A fundamental challenge of studying absent landlords is defining a population of interest. Economists and other agricultural stakeholders do not have a specific definition for “absent landlord,” although some local studies refer to “out-of-state” landlords as absent landlords. The TOTAL data allowed ERS researchers to quantify the distance between land location and landlord mailing address, which is particularly effective when landlords live just across a State line from their land.

While some nonoperator landlords live in major U.S. coastal cities, most live in major cities in agricultural States and are more likely to be retired farm operators or descendants who inherited agricultural land, rather than investors from more distant parts of the country.

Landlords residing within 50 miles of their land owned the majority (67 percent) of agricultural acreage in 2014, and landlords residing within 200 miles owned 83 percent of the acreage. Nonoperator landlords who lived farther away from their rented land tended to have larger holdings than those who lived nearby.

ERS considered two groups of absent landlords: those whose mailing address was more than 100 miles from their rented land and those residing more than 200 miles from their rented land. Figure 2 shows the percentage of acreage owned by absent landlords for the 25 largest agricultural States, using both the 100-mile and the 200-mile threshold definitions.

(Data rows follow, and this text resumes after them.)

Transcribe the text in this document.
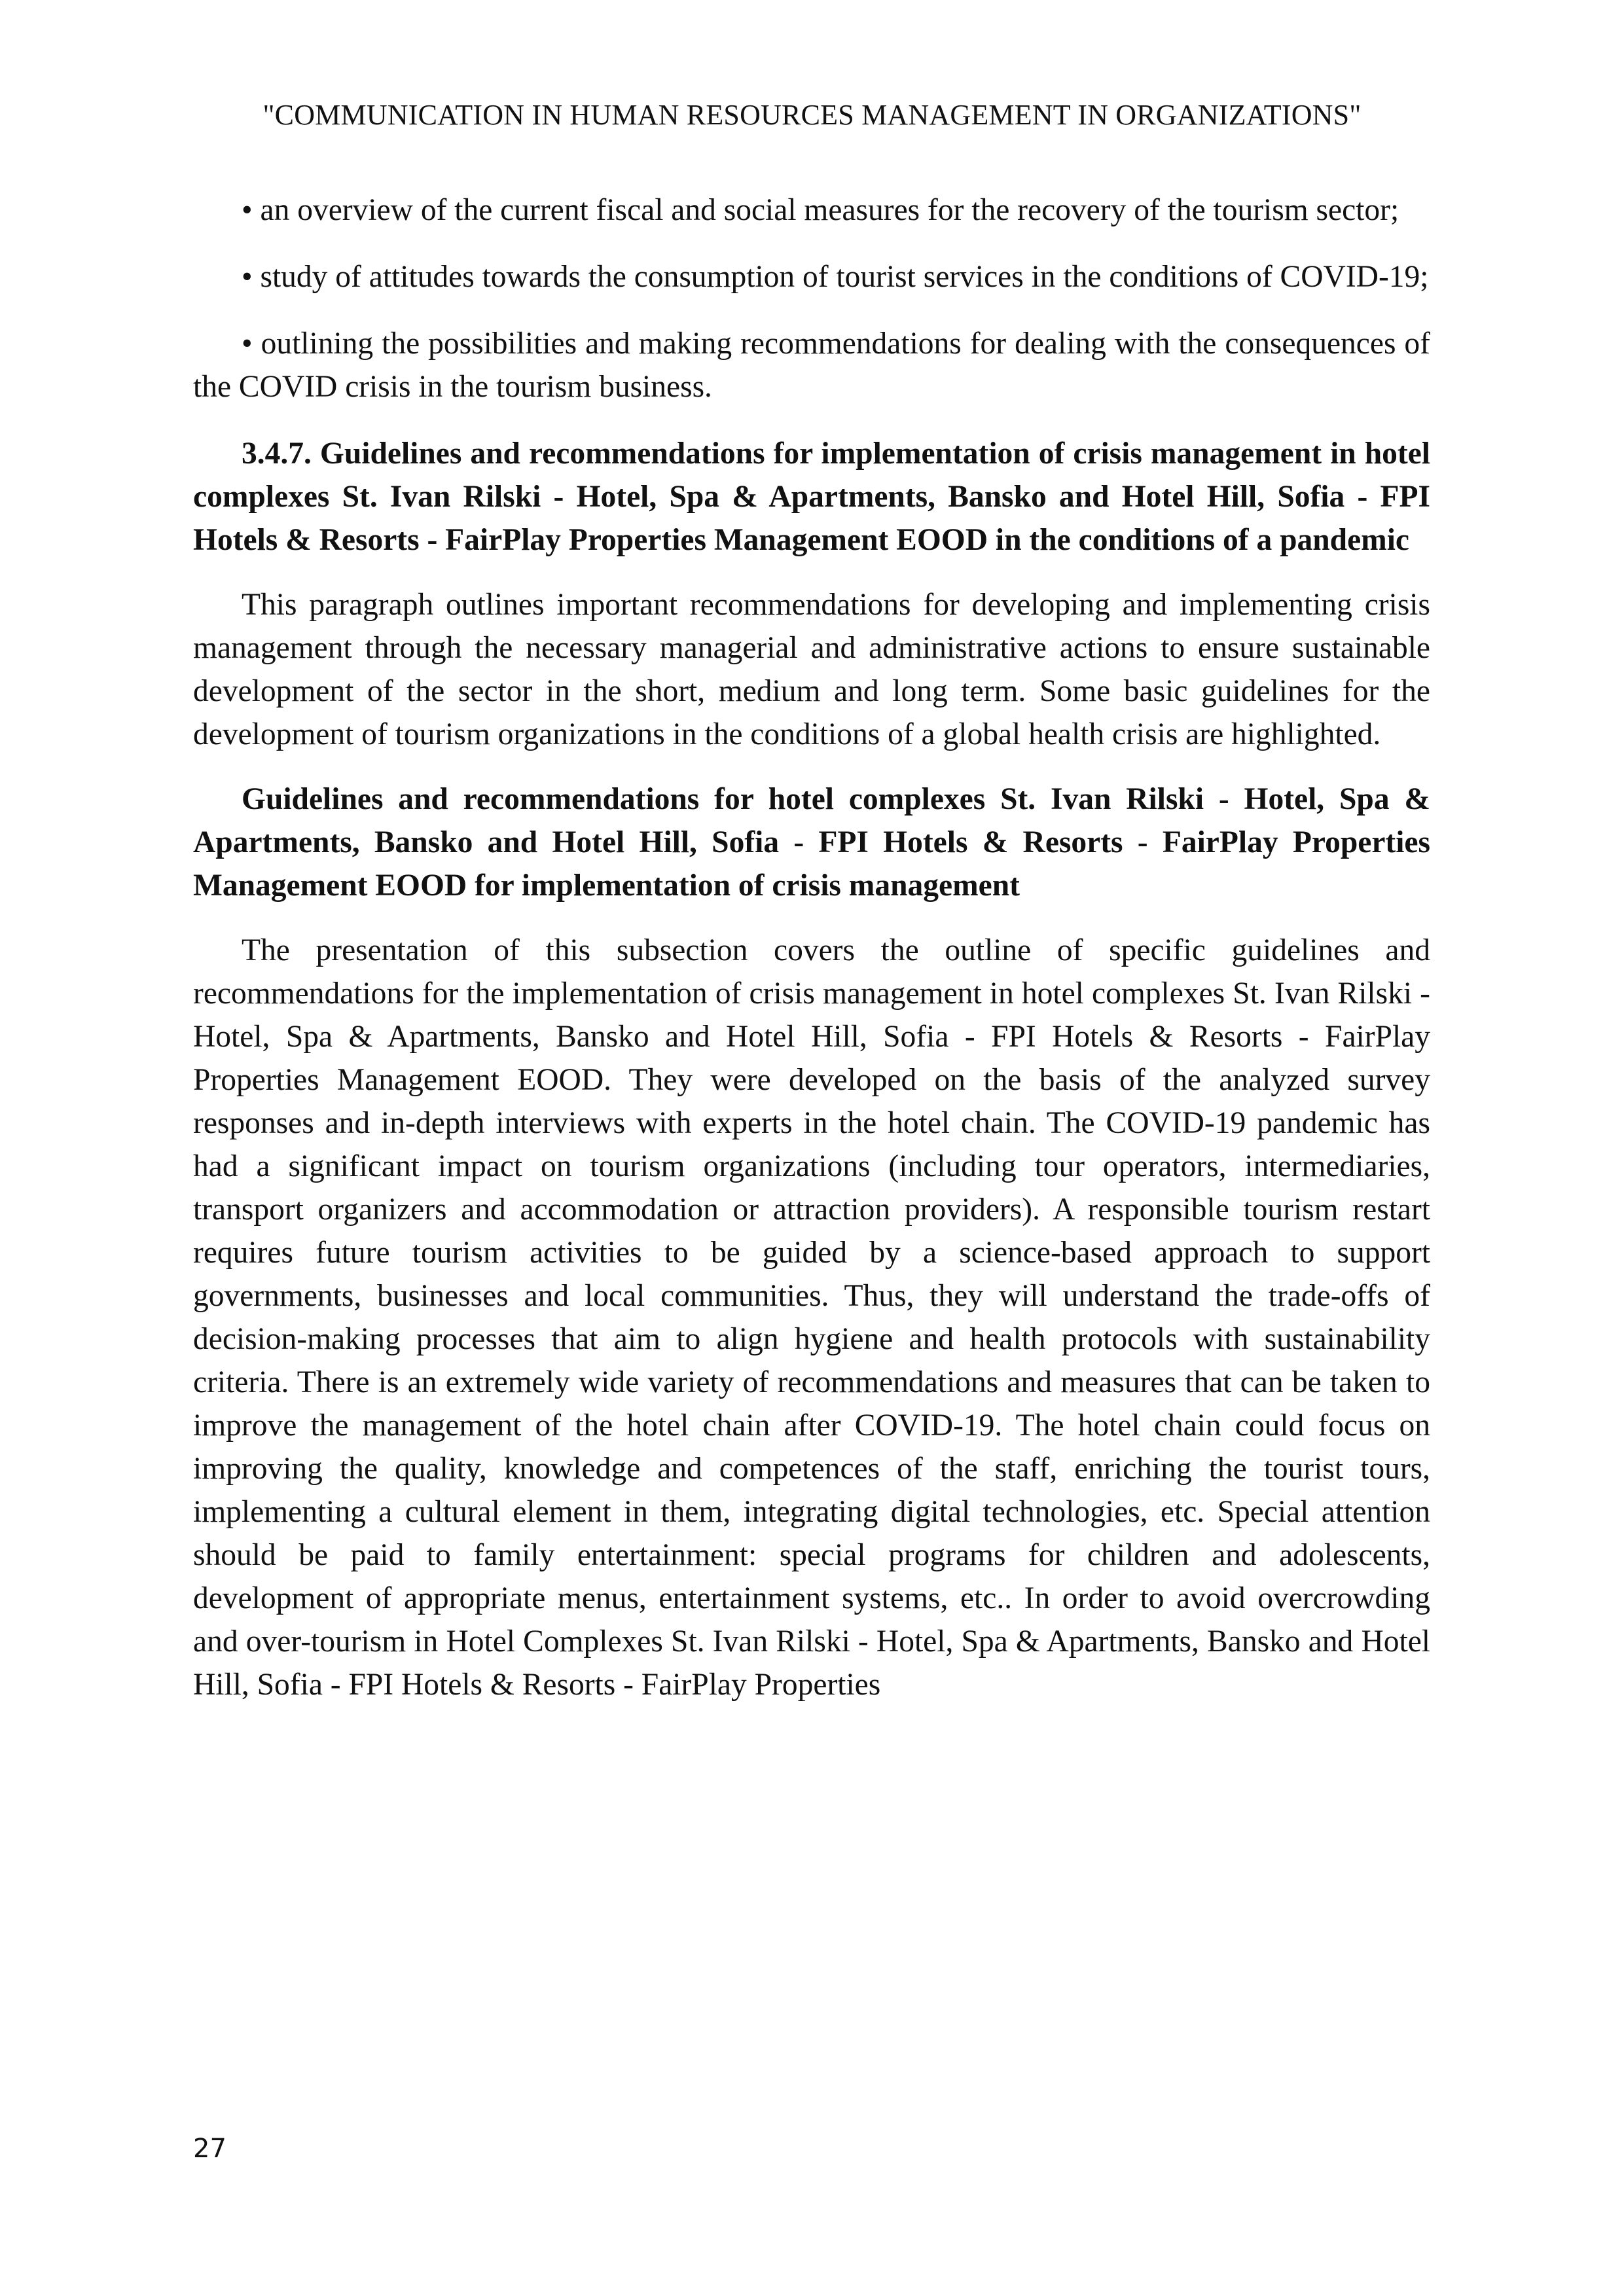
"COMMUNICATION IN HUMAN RESOURCES MANAGEMENT IN ORGANIZATIONS"

• an overview of the current fiscal and social measures for the recovery of the tourism sector;

• study of attitudes towards the consumption of tourist services in the conditions of COVID-19;

• outlining the possibilities and making recommendations for dealing with the consequences of the COVID crisis in the tourism business.

3.4.7. Guidelines and recommendations for implementation of crisis management in hotel complexes St. Ivan Rilski - Hotel, Spa & Apartments, Bansko and Hotel Hill, Sofia - FPI Hotels & Resorts - FairPlay Properties Management EOOD in the conditions of a pandemic

This paragraph outlines important recommendations for developing and implementing crisis management through the necessary managerial and administrative actions to ensure sustainable development of the sector in the short, medium and long term. Some basic guidelines for the development of tourism organizations in the conditions of a global health crisis are highlighted.

Guidelines and recommendations for hotel complexes St. Ivan Rilski - Hotel, Spa & Apartments, Bansko and Hotel Hill, Sofia - FPI Hotels & Resorts - FairPlay Properties Management EOOD for implementation of crisis management

The presentation of this subsection covers the outline of specific guidelines and recommendations for the implementation of crisis management in hotel complexes St. Ivan Rilski - Hotel, Spa & Apartments, Bansko and Hotel Hill, Sofia - FPI Hotels & Resorts - FairPlay Properties Management EOOD. They were developed on the basis of the analyzed survey responses and in-depth interviews with experts in the hotel chain. The COVID-19 pandemic has had a significant impact on tourism organizations (including tour operators, intermediaries, transport organizers and accommodation or attraction providers). A responsible tourism restart requires future tourism activities to be guided by a science-based approach to support governments, businesses and local communities. Thus, they will understand the trade-offs of decision-making processes that aim to align hygiene and health protocols with sustainability criteria. There is an extremely wide variety of recommendations and measures that can be taken to improve the management of the hotel chain after COVID-19. The hotel chain could focus on improving the quality, knowledge and competences of the staff, enriching the tourist tours, implementing a cultural element in them, integrating digital technologies, etc. Special attention should be paid to family entertainment: special programs for children and adolescents, development of appropriate menus, entertainment systems, etc.. In order to avoid overcrowding and over-tourism in Hotel Complexes St. Ivan Rilski - Hotel, Spa & Apartments, Bansko and Hotel Hill, Sofia - FPI Hotels & Resorts - FairPlay Properties

27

In the States included in the chart above, less than 30 percent of rented acreage in 2014 was owned by absent landlords using either distance-based definition. Using the second definition with a 200-mile threshold, researchers found that absent landlords exceeded 20 percent of total rented acreage in only three States—Kansas, North Dakota, and Mississippi. While absent landlords owned a sizable percentage of farmland acreage in some States, they did not own a majority of U.S. farmland in any State.

ERS examined one final measure of landlord absenteeism: the average distance between nonoperator landlords and their rented land, shown in the chart below. This average distance was less than 200 miles for the majority of States included in the analysis. North Dakota was an outlier, with an average distance of more than 400 miles, even though fewer than 30 percent of landlords live more than 200 miles away.

Absent Landlords May Affect Land Values

As participants in farm real estate markets, absent landlords can potentially influence land prices. To assess absent landlords’ influence on farmland values, ERS researchers compared the land values in each State included in the TOTAL survey to the State’s corresponding measure of nonoperator landlord absence. This analysis included:

  • Share of total rented acreage owned by nonoperator landlords with mailing addresses more than 100 miles from their rented land.
  • Share owned by nonoperator landlords more than 200 miles from their rented land.
  • Average distance between the landlord’s mailing address and their rented parcels.

The percentage changes in land values reported in the 2012 and 2017 Census of Agriculture for each State is also shown.

Researchers found a negative trend between the three measures of landlord absenteeism—the percentage of those who live within 100 miles, the percentage within 200 miles, and average distance—and the price of agricultural land in 2017. For each measure of landlord absenteeism, the line of best fit trended downward, indicating that higher rates of absenteeism are associated with lower average land values. This evidence, in isolation, does not allow the researcher to distinguish whether absent landlords hold higher shares of farmland in States with lower land values because it is more affordable to purchase, or because land values are lower in those States because of the effect of higher shares of absent landlords.

The number of absent landlords had little to no effect on how land values evolved over time. If absent landlords were directly influencing land values, the change in land values would be influenced by the level of landlord absenteeism. This finding suggests that the prevalence of absent landlords may not negatively influence the ability of farm operators to buy farmland by pricing them out of the market. Nevertheless, this analysis is exploratory in nature and, thus, cannot definitively identify causal relationships.